December 22 at 6:52 p.m. - Christmas pajamas for the kids.  Red-and-black plaid.  It seemed like a good idea at the time.

December 22 at 9:22 p.m. - Christmas pajama update: When you're making two pajama tops and you notice that you have made precisely the same error not once, not twice, but FOUR times, where part of the front doesn't quiiiiiite line up with the back ... check the pattern before you just trim that bit to line up neatly. It is JUST POSSIBLE that you'll need that extra bit of material for the neck binding.

December 22 at 11:13 p.m. - Plaid. Why'd it have to be plaid?

December 23 at 12:23 a.m. - If you are a creature with one head, one arm, and two torsos, I have a pajama top for you. SIGH. I am going to bed now. (On the bright side, the plaids lined up.)

December 23 at 6:10 p.m. (This accompanied the picture that is posted below on Day 461.) - On the positive side, I now have an iron-clad excuse to watch another episode of MI-5 while I rip out the seam that made this garment suitable only for aliens! (whistling "Always Look on the Bright Side of Life")

December 23 at 10:47 p.m. - Christmas Pajama Update (since I know you were all waiting with bated breath): I narrowly avoided making pajama pants for a creature with two very skinny torsos and two (possibly four) legs. I am sure there will be some disappointed little aliens somewhere out there on Christmas morning.

December 23 at 11:53 p.m. - Good quality loose leaf tea (decaf, sadly), crackers, double Gloucester, and a bit of Cotswold cheese. It may not HELP me sew Pajama Pants For Humans, but it certainly can't hurt.

December 24 at 12:15 a.m. - Do you think that anyone will notice if the fronts of the pajamas are inside out? That frazzly-edged connecting seam between the plaid and the black accent material isn't THAT noticeable, is it? It is? I was afraid of that. (Here is me not chopping them into tiny bits with my lovely sharp scissors, hurrah me!)

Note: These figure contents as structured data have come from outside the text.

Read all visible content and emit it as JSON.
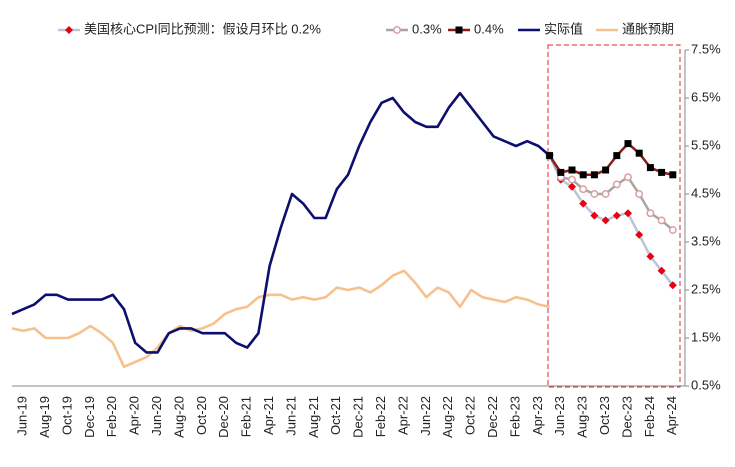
{
  "chart_data": {
    "type": "line",
    "categories": [
      null,
      "Jun-19",
      null,
      "Aug-19",
      null,
      "Oct-19",
      null,
      "Dec-19",
      null,
      "Feb-20",
      null,
      "Apr-20",
      null,
      "Jun-20",
      null,
      "Aug-20",
      null,
      "Oct-20",
      null,
      "Dec-20",
      null,
      "Feb-21",
      null,
      "Apr-21",
      null,
      "Jun-21",
      null,
      "Aug-21",
      null,
      "Oct-21",
      null,
      "Dec-21",
      null,
      "Feb-22",
      null,
      "Apr-22",
      null,
      "Jun-22",
      null,
      "Aug-22",
      null,
      "Oct-22",
      null,
      "Dec-22",
      null,
      "Feb-23",
      null,
      "Apr-23",
      null,
      "Jun-23",
      null,
      "Aug-23",
      null,
      "Oct-23",
      null,
      "Dec-23",
      null,
      "Feb-24",
      null,
      "Apr-24"
    ],
    "series": [
      {
        "name": "美国核心CPI同比预测：假设月环比 0.2%",
        "color": "#b9c6d8",
        "marker_color": "#e60012",
        "marker": "diamond",
        "values": [
          null,
          null,
          null,
          null,
          null,
          null,
          null,
          null,
          null,
          null,
          null,
          null,
          null,
          null,
          null,
          null,
          null,
          null,
          null,
          null,
          null,
          null,
          null,
          null,
          null,
          null,
          null,
          null,
          null,
          null,
          null,
          null,
          null,
          null,
          null,
          null,
          null,
          null,
          null,
          null,
          null,
          null,
          null,
          null,
          null,
          null,
          null,
          null,
          5.3,
          4.8,
          4.65,
          4.3,
          4.05,
          3.95,
          4.05,
          4.1,
          3.65,
          3.2,
          2.9,
          2.6
        ]
      },
      {
        "name": "0.3%",
        "color": "#a6a6a6",
        "marker_color": "#d9a0a0",
        "marker": "circle",
        "values": [
          null,
          null,
          null,
          null,
          null,
          null,
          null,
          null,
          null,
          null,
          null,
          null,
          null,
          null,
          null,
          null,
          null,
          null,
          null,
          null,
          null,
          null,
          null,
          null,
          null,
          null,
          null,
          null,
          null,
          null,
          null,
          null,
          null,
          null,
          null,
          null,
          null,
          null,
          null,
          null,
          null,
          null,
          null,
          null,
          null,
          null,
          null,
          null,
          5.3,
          4.85,
          4.8,
          4.6,
          4.5,
          4.5,
          4.7,
          4.85,
          4.5,
          4.1,
          3.95,
          3.75
        ]
      },
      {
        "name": "0.4%",
        "color": "#8b1c1c",
        "marker_color": "#000000",
        "marker": "square",
        "values": [
          null,
          null,
          null,
          null,
          null,
          null,
          null,
          null,
          null,
          null,
          null,
          null,
          null,
          null,
          null,
          null,
          null,
          null,
          null,
          null,
          null,
          null,
          null,
          null,
          null,
          null,
          null,
          null,
          null,
          null,
          null,
          null,
          null,
          null,
          null,
          null,
          null,
          null,
          null,
          null,
          null,
          null,
          null,
          null,
          null,
          null,
          null,
          null,
          5.3,
          4.95,
          5.0,
          4.9,
          4.9,
          5.0,
          5.3,
          5.55,
          5.35,
          5.05,
          4.95,
          4.9
        ]
      },
      {
        "name": "实际值",
        "color": "#0c0f6e",
        "values": [
          2.0,
          2.1,
          2.2,
          2.4,
          2.4,
          2.3,
          2.3,
          2.3,
          2.3,
          2.4,
          2.1,
          1.4,
          1.2,
          1.2,
          1.6,
          1.7,
          1.7,
          1.6,
          1.6,
          1.6,
          1.4,
          1.3,
          1.6,
          3.0,
          3.8,
          4.5,
          4.3,
          4.0,
          4.0,
          4.6,
          4.9,
          5.5,
          6.0,
          6.4,
          6.5,
          6.2,
          6.0,
          5.9,
          5.9,
          6.3,
          6.6,
          6.3,
          6.0,
          5.7,
          5.6,
          5.5,
          5.6,
          5.5,
          5.3,
          null,
          null,
          null,
          null,
          null,
          null,
          null,
          null,
          null,
          null,
          null
        ]
      },
      {
        "name": "通胀预期",
        "color": "#f6c18f",
        "values": [
          1.7,
          1.65,
          1.7,
          1.5,
          1.5,
          1.5,
          1.6,
          1.75,
          1.6,
          1.4,
          0.9,
          1.0,
          1.1,
          1.3,
          1.6,
          1.75,
          1.65,
          1.7,
          1.8,
          2.0,
          2.1,
          2.15,
          2.35,
          2.4,
          2.4,
          2.3,
          2.35,
          2.3,
          2.35,
          2.55,
          2.5,
          2.55,
          2.45,
          2.6,
          2.8,
          2.9,
          2.65,
          2.35,
          2.55,
          2.45,
          2.15,
          2.5,
          2.35,
          2.3,
          2.25,
          2.35,
          2.3,
          2.2,
          2.15,
          null,
          null,
          null,
          null,
          null,
          null,
          null,
          null,
          null,
          null,
          null
        ]
      }
    ],
    "ylim": [
      0.5,
      7.5
    ],
    "yticks": [
      {
        "value": 0.5,
        "label": "0.5%"
      },
      {
        "value": 1.5,
        "label": "1.5%"
      },
      {
        "value": 2.5,
        "label": "2.5%"
      },
      {
        "value": 3.5,
        "label": "3.5%"
      },
      {
        "value": 4.5,
        "label": "4.5%"
      },
      {
        "value": 5.5,
        "label": "5.5%"
      },
      {
        "value": 6.5,
        "label": "6.5%"
      },
      {
        "value": 7.5,
        "label": "7.5%"
      }
    ],
    "y_axis_side": "right",
    "grid": false,
    "legend": "top"
  }
}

December 24 at 1:54 a.m. - We will all pretend that I did not just sew the entire waistband of Peter's pajama pants using the random spool of thread I'd been using up on another section for basting thread that would be removed. PINK thread, did I mention that? Aaaaand that's my cue to go to bed.

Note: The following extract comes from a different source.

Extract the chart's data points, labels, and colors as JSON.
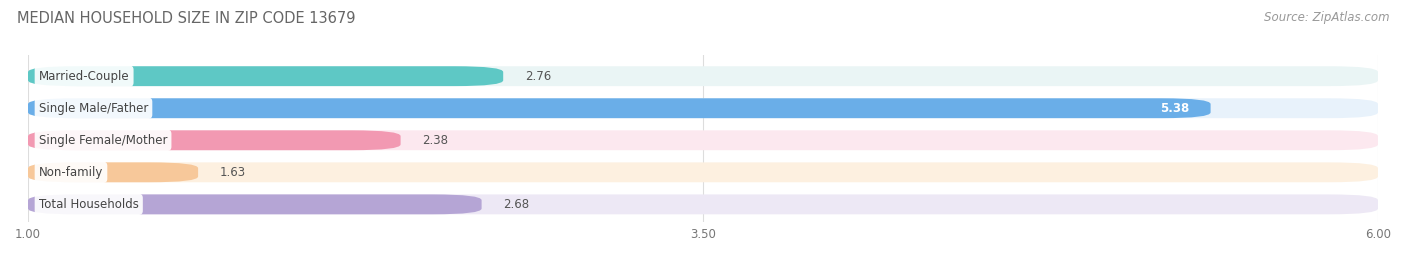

December 24 at 7:31 p.m. (since I had forgotten that we had a 2-hour family event an hour's drive away) - I don't believe in jinxes. But I am starting to think that if I post ONE MORE WORD about these dratted pajamas on Facebook, I will discover that I have made a pair of jammie pants suitable only for a three-headed octopus.

And finally, after far too much ripping-out and sewing-back-together ...

December 24 at 9:56 p.m. - Imported British tea, crackers, Double Gloucester, Stilton, white Irish Cheddar, kids in jammies (with proper number of heads, legs, and arms), and Polar Express. Quite nice. (I mean the jammies have the proper number of appendages, not the children. Well, the children do too, I suppose, but I hoped that was a given.)

1 comment:

  1. I think they're lovely! (Although, they clash a tad with the carpet.) I've got a photo of myself when I was about 9 wearing a pair of pants my mom made out of a plaid quilt. I was wearing them OUTSIDE. She was very proud of them. I was too ignorant and young to be embarrassed. Moms are blessed creatures and Scarlet O'Hara has nothing over on them.